The Rev. Bruce Prescott, an Americans United activist in Oklahoma and head of Mainstream Oklahoma Baptists, told Religion News Service that the requirement is a bad idea.

"I'm a minister," Prescott said. "I want people to go to church, but it's not helpful for a judge to sentence someone to church. What will the judge do if the young man changes his affiliation in the next few years? Will he be allowed to switch to a mosque or become an atheist? Religion is not a tool of the state, and it's certainly not for the state to use as a tool of rehabilitation."

Prescott is exactly right. People should attend houses of worship because they want to - not because they are compelled to be there. Norman's sentence is short-sighed and plainly unconstitutional. All legal avenues should be explored to nullify it.

I wonder if the pastor at a church where Alred would attend would have standing in court, arguing that the congregation s/he heads is harmed by having someone in their midst who is compelled to be there rather than freely accepting their doctrine and style of worship.

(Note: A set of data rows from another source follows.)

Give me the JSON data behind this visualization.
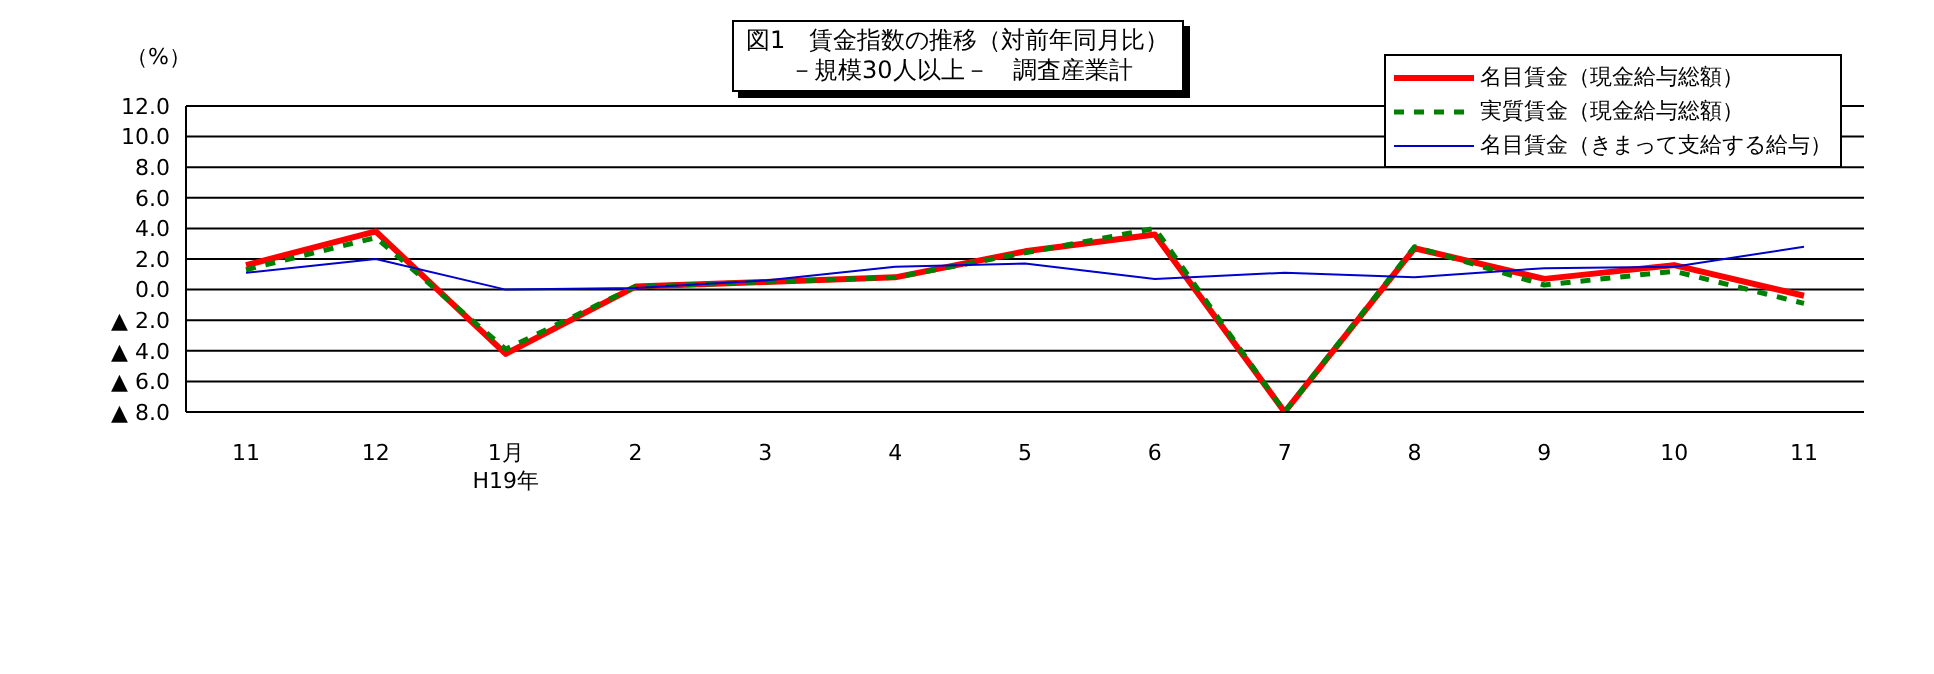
{
  "chart_data": {
    "type": "line",
    "title": "図1　賃金指数の推移（対前年同月比）",
    "subtitle": "－規模30人以上－　調査産業計",
    "ylabel": "（%）",
    "categories": [
      "11",
      "12",
      "1月\nH19年",
      "2",
      "3",
      "4",
      "5",
      "6",
      "7",
      "8",
      "9",
      "10",
      "11"
    ],
    "series": [
      {
        "name": "名目賃金（現金給与総額）",
        "color": "#ff0000",
        "line_style": "solid",
        "values": [
          1.6,
          3.8,
          -4.2,
          0.2,
          0.5,
          0.8,
          2.5,
          3.6,
          -8.0,
          2.7,
          0.7,
          1.6,
          -0.4
        ]
      },
      {
        "name": "実質賃金（現金給与総額）",
        "color": "#008000",
        "line_style": "dashed",
        "values": [
          1.3,
          3.4,
          -3.9,
          0.2,
          0.5,
          0.8,
          2.4,
          4.0,
          -8.0,
          2.8,
          0.3,
          1.2,
          -0.9
        ]
      },
      {
        "name": "名目賃金（きまって支給する給与）",
        "color": "#0000cc",
        "line_style": "solid",
        "values": [
          1.1,
          2.0,
          0.0,
          0.1,
          0.6,
          1.5,
          1.7,
          0.7,
          1.1,
          0.8,
          1.4,
          1.5,
          2.8
        ]
      }
    ],
    "ylim": [
      -8,
      12
    ],
    "yticks": [
      {
        "value": -8,
        "label": "▲ 8.0"
      },
      {
        "value": -6,
        "label": "▲ 6.0"
      },
      {
        "value": -4,
        "label": "▲ 4.0"
      },
      {
        "value": -2,
        "label": "▲ 2.0"
      },
      {
        "value": 0,
        "label": "0.0"
      },
      {
        "value": 2,
        "label": "2.0"
      },
      {
        "value": 4,
        "label": "4.0"
      },
      {
        "value": 6,
        "label": "6.0"
      },
      {
        "value": 8,
        "label": "8.0"
      },
      {
        "value": 10,
        "label": "10.0"
      },
      {
        "value": 12,
        "label": "12.0"
      }
    ],
    "grid": "y",
    "legend": "top right",
    "marker": "none"
  }
}
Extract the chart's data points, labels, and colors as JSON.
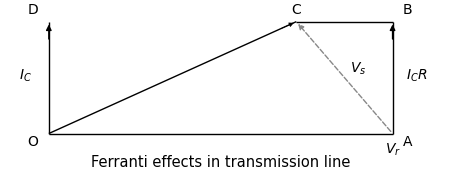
{
  "title": "Ferranti effects in transmission line",
  "title_fontsize": 10.5,
  "bg_color": "#ffffff",
  "line_color": "#000000",
  "dashed_color": "#888888",
  "points": {
    "O": [
      0.0,
      0.0
    ],
    "A": [
      1.0,
      0.0
    ],
    "B": [
      1.0,
      1.0
    ],
    "C": [
      0.72,
      1.0
    ],
    "D": [
      0.0,
      1.0
    ]
  },
  "solid_segments": [
    [
      "O",
      "C"
    ],
    [
      "O",
      "A"
    ],
    [
      "C",
      "B"
    ],
    [
      "B",
      "A"
    ],
    [
      "D",
      "O"
    ]
  ],
  "label_fontsize": 10,
  "xlim": [
    -0.14,
    1.2
  ],
  "ylim": [
    -0.22,
    1.18
  ]
}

by MLouise on Mon Nov 26, 2012 at 04:48:34 PM EST
I don't think that any of the dominionist churches, or even the conservative ones, would complain.  They're used to people being coerced into coming to their services, and at least for the churches we had "experiences" with, thought anything was fair in trying to convert people.  Using poverty and economics to pressure people is (in my worldview) just as bad as using the law and threat of punishment.

I think going after the judge himself for imposing sentences like this may be the only way to deal with it, unless Alred were to attend a sympathetic liberal church... and since they'd oppose the judge sentencing him to church attendance, he probably will avoid churches like that.

(I'm trying to remember, but I believe some of the Florida judges do the same - at least at the civil level.  I think I remember cases where it was mentioned as part of the "deal".)

by ArchaeoBob on Mon Nov 26, 2012 at 05:34:34 PM EST

said that Alred attends a church with his family, so the order to attend a weekly church service is no imposition on him. I don't think the denomination of his church was in the story, but I know it was not stipulated by the judge. Still, I had the same reaction as you did, Rob, when I read about it. I'm a Baha'i. If I found myself in Alred's place in this court, where might I be sentenced? Somebody needs to bring the law down on this character.

by eeyore on Mon Nov 26, 2012 at 09:37:10 PM EST

Did the judge include substance abuse counseling for this young man?   I would hope that getting him into an alcohol abuse counseling program should be part of his sentence rather than just making him pray.  The finishing high school and completing welding school is actually a very positive sentence that will hopefully help him turn his life around, the whole church-attendance thing doesn't sit well with me.  I know that judges can be imperious jerks, but the violation of church and state issue here really bothers me -- and it still would, even if I wasn't a Pagan/Wiccan.

by coralsea on Mon Nov 26, 2012 at 11:41:01 PM EST

Constable from the next county bragged to me he sentenced youth to attend church.  He told me he checked this out with the local D.A. who assured him he violated no statues in doing so. Local church now gets federal funds to feed children before getting them into indoctrination sessions.

by wilkyjr on Tue Nov 27, 2012 at 09:25:55 AM EST

I am an Eastern Orthodox Christan.  I would love it if people were sentenced to attend my church. they would be amazed, but confused if they were used to evangelical services.